Overdetermined systems of differential equations can have any solutions only if they satisfy certain compatibility conditions, therefore in general one shouldn't expect that any solutions necessarily exist. For differential equations of the first order one can impose initial conditions in the form of values of unknown functions (at certain points for ODEs) but on the other hand for certain initial conditions there are no solutions and this is the case we encounter here.
However we can solve the equation without any initial conditions:

DSolve[{g x - v[x]^2 - x v[x] v'[x] == 0}, v[x], x]
{{v[x] -> -(Sqrt[ 2 g x^3 + 3 C[1]]/(Sqrt[3] x))}, 
 {v[x] -> Sqrt[ 2 g x^3 + 3 C[1]]/(Sqrt[3] x)}}

We can see two families of symbolic solutions which immediately show why we cannot impose the condition for x == 0, e.g. v[0] == 0, nonetheless we can impose e.g. v[1] == c, and now treating c and g as variables determining different solutions we'll take a closer look:

dsol[c_, g_] = v[x] /. DSolve[{g x - v[x]^2 - x v[x] v'[x] == 0, v[1] == c}, v[x], x]
 { -(Sqrt[ 3 c^2 - 2 g + 2 g x^3]/(Sqrt[3] x)), 
     Sqrt[ 3 c^2 - 2 g + 2 g x^3]/(Sqrt[3] x)}

plotting them by choosing various arguments of c and g, e.g.

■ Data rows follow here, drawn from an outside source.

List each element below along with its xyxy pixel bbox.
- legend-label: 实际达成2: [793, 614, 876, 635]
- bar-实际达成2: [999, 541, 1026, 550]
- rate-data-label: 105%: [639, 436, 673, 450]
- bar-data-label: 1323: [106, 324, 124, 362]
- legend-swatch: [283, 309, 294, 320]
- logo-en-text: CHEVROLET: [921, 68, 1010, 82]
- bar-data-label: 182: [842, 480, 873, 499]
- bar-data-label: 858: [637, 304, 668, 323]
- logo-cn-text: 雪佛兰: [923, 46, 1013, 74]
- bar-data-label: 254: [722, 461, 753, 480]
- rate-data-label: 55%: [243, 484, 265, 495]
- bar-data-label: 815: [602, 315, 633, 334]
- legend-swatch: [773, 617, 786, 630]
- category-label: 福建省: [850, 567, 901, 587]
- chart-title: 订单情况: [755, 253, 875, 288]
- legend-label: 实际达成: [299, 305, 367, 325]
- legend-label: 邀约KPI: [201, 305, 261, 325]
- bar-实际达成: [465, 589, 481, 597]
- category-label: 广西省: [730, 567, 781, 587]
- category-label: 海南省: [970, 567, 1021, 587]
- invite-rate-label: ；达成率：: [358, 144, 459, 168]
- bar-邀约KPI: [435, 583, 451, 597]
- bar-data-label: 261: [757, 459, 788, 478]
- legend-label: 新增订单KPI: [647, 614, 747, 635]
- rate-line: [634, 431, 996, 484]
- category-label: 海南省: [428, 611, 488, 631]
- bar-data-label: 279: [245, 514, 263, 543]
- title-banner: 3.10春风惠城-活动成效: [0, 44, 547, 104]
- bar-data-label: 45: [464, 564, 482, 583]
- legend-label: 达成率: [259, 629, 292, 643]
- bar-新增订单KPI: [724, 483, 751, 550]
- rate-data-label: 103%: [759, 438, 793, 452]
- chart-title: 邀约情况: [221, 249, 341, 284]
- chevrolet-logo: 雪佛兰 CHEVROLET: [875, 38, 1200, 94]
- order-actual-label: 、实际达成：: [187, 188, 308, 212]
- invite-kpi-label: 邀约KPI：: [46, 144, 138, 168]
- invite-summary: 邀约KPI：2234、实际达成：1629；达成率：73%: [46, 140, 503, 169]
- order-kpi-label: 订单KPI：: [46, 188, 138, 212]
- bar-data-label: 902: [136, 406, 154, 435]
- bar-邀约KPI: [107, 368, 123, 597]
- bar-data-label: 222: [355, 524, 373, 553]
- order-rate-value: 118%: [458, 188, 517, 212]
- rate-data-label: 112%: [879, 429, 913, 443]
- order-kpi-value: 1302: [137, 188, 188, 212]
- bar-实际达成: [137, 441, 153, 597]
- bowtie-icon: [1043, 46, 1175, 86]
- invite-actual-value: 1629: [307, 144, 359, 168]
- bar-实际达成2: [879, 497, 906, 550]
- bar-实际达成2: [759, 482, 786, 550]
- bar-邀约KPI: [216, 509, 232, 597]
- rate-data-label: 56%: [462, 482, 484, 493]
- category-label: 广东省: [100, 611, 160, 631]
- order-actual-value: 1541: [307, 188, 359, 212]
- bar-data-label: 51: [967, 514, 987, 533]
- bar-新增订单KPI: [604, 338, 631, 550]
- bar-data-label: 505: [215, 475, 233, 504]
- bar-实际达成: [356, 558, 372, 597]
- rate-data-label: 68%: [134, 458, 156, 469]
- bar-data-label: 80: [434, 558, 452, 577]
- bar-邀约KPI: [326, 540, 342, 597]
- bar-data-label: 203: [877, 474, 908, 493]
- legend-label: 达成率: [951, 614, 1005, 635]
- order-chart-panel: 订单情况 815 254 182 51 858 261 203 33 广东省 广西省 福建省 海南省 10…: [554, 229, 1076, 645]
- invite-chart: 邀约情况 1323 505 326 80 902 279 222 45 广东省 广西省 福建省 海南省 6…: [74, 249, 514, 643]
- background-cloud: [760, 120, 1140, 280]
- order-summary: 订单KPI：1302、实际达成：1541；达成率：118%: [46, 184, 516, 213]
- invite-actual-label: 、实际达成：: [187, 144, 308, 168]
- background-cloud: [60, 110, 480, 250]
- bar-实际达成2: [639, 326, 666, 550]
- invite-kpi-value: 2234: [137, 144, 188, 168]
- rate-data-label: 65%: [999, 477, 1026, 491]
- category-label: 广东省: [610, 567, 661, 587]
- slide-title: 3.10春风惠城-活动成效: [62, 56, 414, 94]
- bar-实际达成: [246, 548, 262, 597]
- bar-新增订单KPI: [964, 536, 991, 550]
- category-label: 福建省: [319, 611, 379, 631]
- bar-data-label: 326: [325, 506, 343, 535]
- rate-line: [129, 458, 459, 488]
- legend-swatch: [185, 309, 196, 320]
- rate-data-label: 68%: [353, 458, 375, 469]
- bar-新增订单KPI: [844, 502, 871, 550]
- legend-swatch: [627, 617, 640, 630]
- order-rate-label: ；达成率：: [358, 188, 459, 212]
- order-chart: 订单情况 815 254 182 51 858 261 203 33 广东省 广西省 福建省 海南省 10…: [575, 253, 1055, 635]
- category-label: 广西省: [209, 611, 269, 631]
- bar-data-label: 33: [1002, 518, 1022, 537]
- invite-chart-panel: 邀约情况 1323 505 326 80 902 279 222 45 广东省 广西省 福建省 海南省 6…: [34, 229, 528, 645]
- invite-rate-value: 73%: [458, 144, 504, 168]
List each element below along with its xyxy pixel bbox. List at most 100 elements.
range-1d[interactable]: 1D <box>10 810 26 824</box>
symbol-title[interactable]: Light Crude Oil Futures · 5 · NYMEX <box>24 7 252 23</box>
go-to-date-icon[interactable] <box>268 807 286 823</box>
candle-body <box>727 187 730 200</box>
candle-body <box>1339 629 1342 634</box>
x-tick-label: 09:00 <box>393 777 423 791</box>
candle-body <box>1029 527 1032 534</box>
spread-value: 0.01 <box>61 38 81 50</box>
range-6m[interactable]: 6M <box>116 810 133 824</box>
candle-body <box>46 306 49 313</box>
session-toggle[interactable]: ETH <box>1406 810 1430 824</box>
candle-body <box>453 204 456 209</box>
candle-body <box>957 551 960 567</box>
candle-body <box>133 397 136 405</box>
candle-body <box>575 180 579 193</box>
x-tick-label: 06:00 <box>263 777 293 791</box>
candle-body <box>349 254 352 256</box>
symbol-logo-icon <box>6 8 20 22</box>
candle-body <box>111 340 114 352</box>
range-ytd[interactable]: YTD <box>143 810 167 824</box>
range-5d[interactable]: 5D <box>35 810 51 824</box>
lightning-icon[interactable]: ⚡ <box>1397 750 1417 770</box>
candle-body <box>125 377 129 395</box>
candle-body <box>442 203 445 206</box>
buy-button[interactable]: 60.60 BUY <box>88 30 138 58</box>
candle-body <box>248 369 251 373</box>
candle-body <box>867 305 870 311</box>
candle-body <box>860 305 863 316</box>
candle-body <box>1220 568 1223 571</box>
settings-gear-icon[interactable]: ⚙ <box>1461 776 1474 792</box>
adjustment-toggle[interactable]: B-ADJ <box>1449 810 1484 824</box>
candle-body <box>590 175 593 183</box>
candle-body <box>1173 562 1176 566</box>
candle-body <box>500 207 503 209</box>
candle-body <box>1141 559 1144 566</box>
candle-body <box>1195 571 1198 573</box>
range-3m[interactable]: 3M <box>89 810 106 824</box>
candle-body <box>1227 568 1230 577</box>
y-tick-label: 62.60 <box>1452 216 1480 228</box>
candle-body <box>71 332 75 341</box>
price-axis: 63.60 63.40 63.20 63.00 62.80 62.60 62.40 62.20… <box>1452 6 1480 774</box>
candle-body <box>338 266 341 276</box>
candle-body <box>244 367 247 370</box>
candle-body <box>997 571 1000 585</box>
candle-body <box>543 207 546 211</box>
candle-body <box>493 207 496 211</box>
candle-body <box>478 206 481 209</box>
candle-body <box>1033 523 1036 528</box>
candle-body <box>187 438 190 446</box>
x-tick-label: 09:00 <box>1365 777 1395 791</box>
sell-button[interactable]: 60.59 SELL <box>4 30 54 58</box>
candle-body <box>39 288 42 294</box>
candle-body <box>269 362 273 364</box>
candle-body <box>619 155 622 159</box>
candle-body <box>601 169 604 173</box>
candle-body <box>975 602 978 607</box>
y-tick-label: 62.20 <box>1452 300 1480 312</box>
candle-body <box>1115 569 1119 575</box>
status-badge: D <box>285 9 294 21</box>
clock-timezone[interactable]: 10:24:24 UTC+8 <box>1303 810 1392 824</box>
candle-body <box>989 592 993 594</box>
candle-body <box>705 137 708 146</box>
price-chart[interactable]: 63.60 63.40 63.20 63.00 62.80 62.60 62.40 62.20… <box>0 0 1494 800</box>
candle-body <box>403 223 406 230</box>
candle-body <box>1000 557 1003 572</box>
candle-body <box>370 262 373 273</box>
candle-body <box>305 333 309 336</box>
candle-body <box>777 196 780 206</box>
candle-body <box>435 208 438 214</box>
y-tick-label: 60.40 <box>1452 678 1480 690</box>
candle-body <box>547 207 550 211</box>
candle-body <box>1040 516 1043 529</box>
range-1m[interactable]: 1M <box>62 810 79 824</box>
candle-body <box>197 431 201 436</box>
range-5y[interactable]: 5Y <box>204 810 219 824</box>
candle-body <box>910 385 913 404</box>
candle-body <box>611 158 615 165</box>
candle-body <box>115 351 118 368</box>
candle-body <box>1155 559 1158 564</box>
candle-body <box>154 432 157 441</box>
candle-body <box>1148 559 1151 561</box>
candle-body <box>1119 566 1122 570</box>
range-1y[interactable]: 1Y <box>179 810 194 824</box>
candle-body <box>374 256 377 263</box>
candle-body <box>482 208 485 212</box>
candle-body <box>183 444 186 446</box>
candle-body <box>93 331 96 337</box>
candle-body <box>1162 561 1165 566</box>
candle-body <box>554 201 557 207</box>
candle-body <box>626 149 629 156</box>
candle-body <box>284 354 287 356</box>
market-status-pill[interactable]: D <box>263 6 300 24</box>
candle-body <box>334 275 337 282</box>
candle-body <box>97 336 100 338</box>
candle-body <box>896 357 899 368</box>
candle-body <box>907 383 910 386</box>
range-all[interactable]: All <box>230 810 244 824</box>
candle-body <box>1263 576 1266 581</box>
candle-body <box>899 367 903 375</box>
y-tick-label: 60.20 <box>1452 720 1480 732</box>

  Plot[ #, {x, -4, 4}, Evaluated -> True, PlotStyle -> Thick, ImageSize -> 600, 
        AspectRatio -> Automatic, PlotLegends -> "Expressions",
        PlotRange -> {{-4, 4}, {-4, 4}}] & /@ { 
    Table[ dsol[1, g],    {g, {-2, 0, 2}}], 
    Table[ dsol[c, -1/2], {c, {-2, 0, 2}}] }]

enter image description here

We can see that some solutions can be continued in the complex plane after reaching appropriate values e.g. Sqrt[ 13 - x^3]/( Sqrt[3] x) becomes complex when x exceeds 13^(1/3).